Versicherungsleistungen

4. Kapitel

1 Festsetzung und Gewährung der Leistungen

1. Abschnitt

Feststellung des Unfalls


Unfallmeldung


Art. 53

1 Der Verunfallte oder seine Angehörigen müssen dem Arbeitgeber beziehungsweise der zuständigen Stelle der Arbeitslosenversicherung oder dem Versicherer den Unfall unverzüglich melden und Auskunft geben über:2
a. Zeit, Ort, Hergang und Folgen des Unfalles;
b.3 den behandelnden Arzt oder das Spital;
c. betroffene Haftpflichtige und Versicherungen.
2 Der Arbeitgeber überprüft ohne Verzug Ursache und Hergang von Berufsunfällen; bei Nichtberufsunfällen nimmt er die Angaben des Versicherten in die Unfallmeldung auf. Dem Verunfallten wird, ausser in Bagatellfällen, ein Unfallschein übergeben; dieser bleibt bis zum Abschluss der ärztlichen Behandlung im Besitze des Versicherten und ist nachher dem Arbeitgeber zur Weiterleitung an den Versicherer zurückzugeben.
3 Für die Meldung von Unfällen und Berufskrankheiten stellen die Versicherer unentgeltlich Formulare zur Verfügung. Diese sind vom Arbeitgeber, von der zuständigen Stelle der Arbeitslosenversicherung beziehungsweise vom behandelnden Arzt vollständig und wahrheitsgetreu auszufüllen und unverzüglich dem zuständigen Versicherer zuzustellen. Die Formulare müssen insbesondere die Angaben enthalten, die erforderlich sind:4
a. zur Abklärung des Unfallherganges oder der Entstehung einer Berufskrankheit;
b. für die medizinische Abklärung der Folgen eines Unfalles oder einer Berufskrankheit;
c. für die Festsetzung der Leistungen;
d. für die Beurteilung der Arbeitssicherheit und die Führung von Statistiken.
4 Die Versicherer können Richtlinien über die Meldung von Unfällen und Berufskrankheiten durch Arbeitgeber, die zuständigen Stellen der Arbeitslosenversicherung, Arbeitnehmer und Ärzte aufstellen.5
5 Die Unfallmeldung an die Suva entbindet nicht von der Meldepflicht nach Artikel 42 Absatz 1 der Arbeitslosenversicherungsverordnung vom 31. August 19836.7

Mitwirkung der Behörden


Art. 54

Der Versicherer kann bei der zuständigen Behörde die erforderlichen Auskünfte einholen und unentgeltlich Kopien von amtlichen Berichten und Polizeirapporten einfordern. Ausserordentliche Auslagen, namentlich die Kosten für zusätzlich verlangte Expertisen, sind den Behörden zu vergüten.
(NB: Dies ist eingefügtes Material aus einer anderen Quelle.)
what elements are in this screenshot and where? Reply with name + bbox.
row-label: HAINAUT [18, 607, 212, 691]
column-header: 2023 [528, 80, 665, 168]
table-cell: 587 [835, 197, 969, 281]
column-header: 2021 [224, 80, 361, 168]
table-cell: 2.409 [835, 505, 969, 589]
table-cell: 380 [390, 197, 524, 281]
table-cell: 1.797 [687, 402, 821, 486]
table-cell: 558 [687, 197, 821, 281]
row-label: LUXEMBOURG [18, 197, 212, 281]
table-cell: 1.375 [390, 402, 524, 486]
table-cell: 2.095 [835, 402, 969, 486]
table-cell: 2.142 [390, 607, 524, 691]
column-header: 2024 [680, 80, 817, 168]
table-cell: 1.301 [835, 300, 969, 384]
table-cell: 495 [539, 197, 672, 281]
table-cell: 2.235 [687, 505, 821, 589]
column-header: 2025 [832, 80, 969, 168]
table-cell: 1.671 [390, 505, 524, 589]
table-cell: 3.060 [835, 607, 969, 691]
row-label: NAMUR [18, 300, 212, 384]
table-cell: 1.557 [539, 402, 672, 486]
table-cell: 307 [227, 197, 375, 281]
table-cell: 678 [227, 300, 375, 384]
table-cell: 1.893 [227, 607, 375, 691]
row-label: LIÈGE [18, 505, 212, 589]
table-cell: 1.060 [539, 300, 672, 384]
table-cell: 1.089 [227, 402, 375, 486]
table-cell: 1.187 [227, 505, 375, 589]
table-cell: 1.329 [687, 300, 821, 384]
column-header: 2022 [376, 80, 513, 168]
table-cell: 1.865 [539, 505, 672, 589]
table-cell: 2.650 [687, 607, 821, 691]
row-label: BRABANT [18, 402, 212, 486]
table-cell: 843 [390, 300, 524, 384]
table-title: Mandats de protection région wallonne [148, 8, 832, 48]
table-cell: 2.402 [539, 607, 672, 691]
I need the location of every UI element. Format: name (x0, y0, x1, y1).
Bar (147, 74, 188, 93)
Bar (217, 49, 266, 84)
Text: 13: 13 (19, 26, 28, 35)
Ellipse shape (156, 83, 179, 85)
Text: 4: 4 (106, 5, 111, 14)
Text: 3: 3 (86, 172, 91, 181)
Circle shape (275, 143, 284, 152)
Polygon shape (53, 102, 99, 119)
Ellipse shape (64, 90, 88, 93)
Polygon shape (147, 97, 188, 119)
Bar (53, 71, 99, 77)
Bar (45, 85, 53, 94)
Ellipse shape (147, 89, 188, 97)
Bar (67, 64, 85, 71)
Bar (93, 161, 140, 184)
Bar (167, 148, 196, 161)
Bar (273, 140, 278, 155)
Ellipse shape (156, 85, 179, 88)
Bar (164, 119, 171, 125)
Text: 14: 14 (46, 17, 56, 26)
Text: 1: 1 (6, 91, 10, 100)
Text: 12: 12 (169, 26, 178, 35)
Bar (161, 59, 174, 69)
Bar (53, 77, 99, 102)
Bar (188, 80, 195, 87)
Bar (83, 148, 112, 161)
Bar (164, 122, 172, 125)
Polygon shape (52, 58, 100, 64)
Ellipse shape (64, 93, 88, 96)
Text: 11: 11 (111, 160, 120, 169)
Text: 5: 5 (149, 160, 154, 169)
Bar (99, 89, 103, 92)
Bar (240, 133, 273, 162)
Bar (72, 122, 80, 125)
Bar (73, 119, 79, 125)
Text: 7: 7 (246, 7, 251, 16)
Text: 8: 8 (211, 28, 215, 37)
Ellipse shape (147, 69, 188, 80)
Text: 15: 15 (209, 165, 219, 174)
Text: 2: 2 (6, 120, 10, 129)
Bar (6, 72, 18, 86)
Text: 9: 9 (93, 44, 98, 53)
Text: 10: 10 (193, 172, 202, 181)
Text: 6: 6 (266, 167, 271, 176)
Mitwirkung des Versicherten oder seiner Hinterlassenen


Art. 55

1 Der Versicherte oder seine Hinterlassenen müssen alle erforderlichen Auskünfte erteilen und ausserdem die Unterlagen zur Verfügung halten, die für die Klärung des Unfallsachverhaltes und die Unfallfolgen sowie für die Festsetzung der Versicherungsleistungen benötigt werden, insbesondere medizinische Berichte, Gutachten, Röntgenbilder und Belege über die Verdienstverhältnisse. Sie müssen Dritte ermächtigen, solche Unterlagen herauszugeben und Auskunft zu erteilen.
2 Der Versicherte muss sich weiteren von den Versicherern angeordneten Abklärungsmassnahmen unterziehen, insbesondere zumutbaren medizinischen Untersuchungen, die der Diagnose und der Bestimmung der Leistungen dienen. Unzumutbar sind medizinische Massnahmen, die eine Gefahr für Leben und Gesundheit des Versicherten darstellen.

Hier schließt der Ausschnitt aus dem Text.